5 Oct 2010

IVF pioneer wins Nobel prize for medicine

2:26 pm on 5 October 2010

British physiologist Robert Edwards, whose work led to the first "test-tube baby", won the 2010 Nobel prize for medicine.

Edwards, 85, developed in-vitro fertilisation (IVF) with his late colleague, Patrick Steptoe, gynaecologist.

As many as four million babies have been born since the first IVF baby in 1978 as a result of the techniques they developed, Sweden's Karolinska Institute said.

The institute lauded Professor Edwards for bringing joy and hope to the more than 10% of couples worldwide who suffer from infertility.

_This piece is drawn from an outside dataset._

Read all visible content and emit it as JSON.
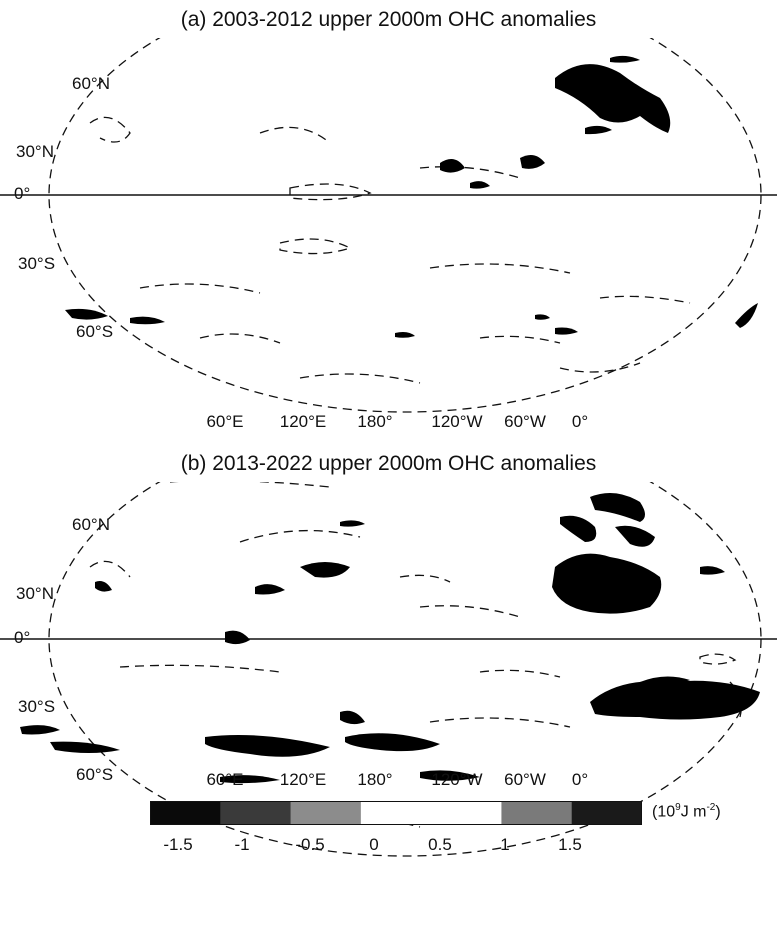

Robert Edwards and Patrick Steptoe pursued their work despite opposition from churches, governments, many in the media and scepticism from scientific colleagues.

They struggled to raise funds and had to rely on private donations but in 1968 they developed methods to fertilise human eggs outside the body.

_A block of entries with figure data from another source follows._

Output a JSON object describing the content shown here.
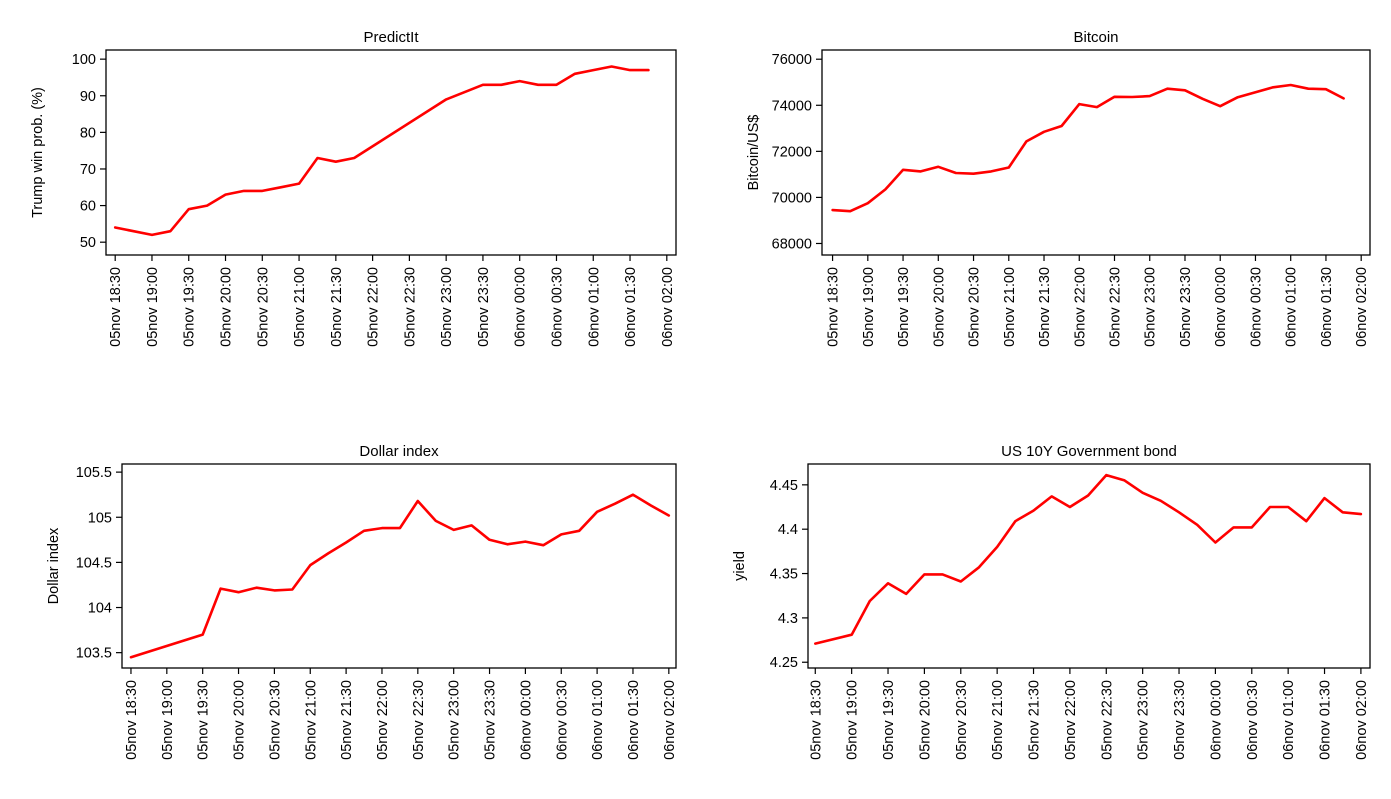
{
  "chart_data": [
    {
      "type": "line",
      "title": "PredictIt",
      "xlabel": "",
      "ylabel": "Trump win prob. (%)",
      "ylim": [
        46.5,
        102.5
      ],
      "yticks": [
        50,
        60,
        70,
        80,
        90,
        100
      ],
      "ytick_labels": [
        "50",
        "60",
        "70",
        "80",
        "90",
        "100"
      ],
      "xlim": [
        -0.25,
        15.25
      ],
      "xtick_labels": [
        "05nov 18:30",
        "05nov 19:00",
        "05nov 19:30",
        "05nov 20:00",
        "05nov 20:30",
        "05nov 21:00",
        "05nov 21:30",
        "05nov 22:00",
        "05nov 22:30",
        "05nov 23:00",
        "05nov 23:30",
        "06nov 00:00",
        "06nov 00:30",
        "06nov 01:00",
        "06nov 01:30",
        "06nov 02:00"
      ],
      "grid": false,
      "color": "#ff0000",
      "series": [
        {
          "x": [
            0,
            1,
            1.5,
            2,
            2.5,
            3,
            3.5,
            4,
            4.5,
            5,
            5.5,
            6,
            6.5,
            9,
            10,
            10.5,
            11,
            11.5,
            12,
            12.5,
            13,
            13.5,
            14,
            14.5
          ],
          "values": [
            54,
            52,
            53,
            59,
            60,
            63,
            64,
            64,
            65,
            66,
            73,
            72,
            73,
            89,
            93,
            93,
            94,
            93,
            93,
            96,
            97,
            98,
            97,
            97
          ]
        }
      ]
    },
    {
      "type": "line",
      "title": "Bitcoin",
      "xlabel": "",
      "ylabel": "Bitcoin/US$",
      "ylim": [
        67500,
        76400
      ],
      "yticks": [
        68000,
        70000,
        72000,
        74000,
        76000
      ],
      "ytick_labels": [
        "68000",
        "70000",
        "72000",
        "74000",
        "76000"
      ],
      "xlim": [
        -0.3,
        15.25
      ],
      "xtick_labels": [
        "05nov 18:30",
        "05nov 19:00",
        "05nov 19:30",
        "05nov 20:00",
        "05nov 20:30",
        "05nov 21:00",
        "05nov 21:30",
        "05nov 22:00",
        "05nov 22:30",
        "05nov 23:00",
        "05nov 23:30",
        "06nov 00:00",
        "06nov 00:30",
        "06nov 01:00",
        "06nov 01:30",
        "06nov 02:00"
      ],
      "grid": false,
      "color": "#ff0000",
      "series": [
        {
          "x": [
            0,
            0.5,
            1,
            1.5,
            2,
            2.5,
            3,
            3.5,
            4,
            4.5,
            5,
            5.5,
            6,
            6.5,
            7,
            7.5,
            8,
            8.5,
            9,
            9.5,
            10,
            10.5,
            11,
            11.5,
            12,
            12.5,
            13,
            13.5,
            14,
            14.5
          ],
          "values": [
            69450,
            69400,
            69750,
            70350,
            71200,
            71130,
            71330,
            71060,
            71030,
            71130,
            71300,
            72430,
            72850,
            73100,
            74050,
            73920,
            74370,
            74360,
            74400,
            74720,
            74650,
            74280,
            73960,
            74350,
            74570,
            74780,
            74880,
            74720,
            74700,
            74300
          ]
        }
      ]
    },
    {
      "type": "line",
      "title": "Dollar index",
      "xlabel": "",
      "ylabel": "Dollar index",
      "ylim": [
        103.33,
        105.59
      ],
      "yticks": [
        103.5,
        104,
        104.5,
        105,
        105.5
      ],
      "ytick_labels": [
        "103.5",
        "104",
        "104.5",
        "105",
        "105.5"
      ],
      "xlim": [
        -0.25,
        15.2
      ],
      "xtick_labels": [
        "05nov 18:30",
        "05nov 19:00",
        "05nov 19:30",
        "05nov 20:00",
        "05nov 20:30",
        "05nov 21:00",
        "05nov 21:30",
        "05nov 22:00",
        "05nov 22:30",
        "05nov 23:00",
        "05nov 23:30",
        "06nov 00:00",
        "06nov 00:30",
        "06nov 01:00",
        "06nov 01:30",
        "06nov 02:00"
      ],
      "grid": false,
      "color": "#ff0000",
      "series": [
        {
          "x": [
            0,
            2,
            2.5,
            3,
            3.5,
            4,
            4.5,
            5,
            5.5,
            6,
            6.5,
            7,
            7.5,
            8,
            8.5,
            9,
            9.5,
            10,
            10.5,
            11,
            11.5,
            12,
            12.5,
            13,
            13.5,
            14,
            14.5,
            15
          ],
          "values": [
            103.45,
            103.7,
            104.21,
            104.17,
            104.22,
            104.19,
            104.2,
            104.47,
            104.6,
            104.72,
            104.85,
            104.88,
            104.88,
            105.18,
            104.96,
            104.86,
            104.91,
            104.75,
            104.7,
            104.73,
            104.69,
            104.81,
            104.85,
            105.06,
            105.15,
            105.25,
            105.13,
            105.02
          ]
        }
      ]
    },
    {
      "type": "line",
      "title": "US 10Y Government bond",
      "xlabel": "",
      "ylabel": "yield",
      "ylim": [
        4.2435,
        4.4735
      ],
      "yticks": [
        4.25,
        4.3,
        4.35,
        4.4,
        4.45
      ],
      "ytick_labels": [
        "4.25",
        "4.3",
        "4.35",
        "4.4",
        "4.45"
      ],
      "xlim": [
        -0.2,
        15.25
      ],
      "xtick_labels": [
        "05nov 18:30",
        "05nov 19:00",
        "05nov 19:30",
        "05nov 20:00",
        "05nov 20:30",
        "05nov 21:00",
        "05nov 21:30",
        "05nov 22:00",
        "05nov 22:30",
        "05nov 23:00",
        "05nov 23:30",
        "06nov 00:00",
        "06nov 00:30",
        "06nov 01:00",
        "06nov 01:30",
        "06nov 02:00"
      ],
      "grid": false,
      "color": "#ff0000",
      "series": [
        {
          "x": [
            0,
            1,
            1.5,
            2,
            2.5,
            3,
            3.5,
            4,
            4.5,
            5,
            5.5,
            6,
            6.5,
            7,
            7.5,
            8,
            8.5,
            9,
            9.5,
            10,
            10.5,
            11,
            11.5,
            12,
            12.5,
            13,
            13.5,
            14,
            14.5,
            15
          ],
          "values": [
            4.271,
            4.281,
            4.319,
            4.339,
            4.327,
            4.349,
            4.349,
            4.341,
            4.357,
            4.38,
            4.409,
            4.421,
            4.437,
            4.425,
            4.438,
            4.461,
            4.455,
            4.441,
            4.432,
            4.419,
            4.405,
            4.385,
            4.402,
            4.402,
            4.425,
            4.425,
            4.409,
            4.435,
            4.419,
            4.417
          ]
        }
      ]
    }
  ]
}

Working at Cambridge University, they began replacing embryos into infertile mothers in 1972. But several pregnancies spontaneously aborted due to what they later discovered were flawed hormone treatments.

In 1977, they tried a new procedure which did not involve hormone treatments and relied instead on precise timing. On July 25 of the next year, Louise Brown, the first IVF baby, was born.

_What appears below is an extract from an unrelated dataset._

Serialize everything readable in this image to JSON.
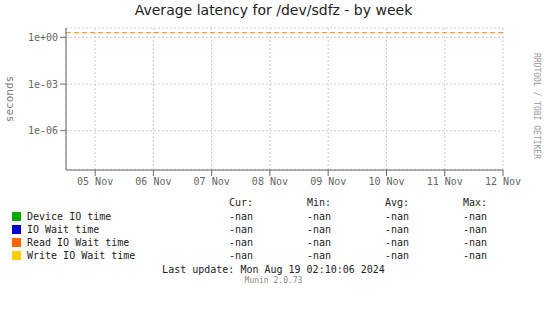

"We hold Bob in great affection and are delighted to send our personal congratulations to him and his family at this time," she said in a statement released with her mother.

The 32-year-old, who has stayed in touch with Edwards all her life, is married and has one son who was conceived naturally.

In 1980, Professor Edwards and Patrick Steptoe founded the Bourn Hall Clinic at Cambridge, the world's first IVF clinic, where gynaecologists and cell biologists around the world have trained.

Vatican criticises award

A Vatican official says the award is completely out of order and ignored the ethical questions raised by the fertility treatment.

Ignacio Carrasco de Paula, head of the Pontifical Academy for Life, says IVF had led to the destruction of large numbers of human embryos.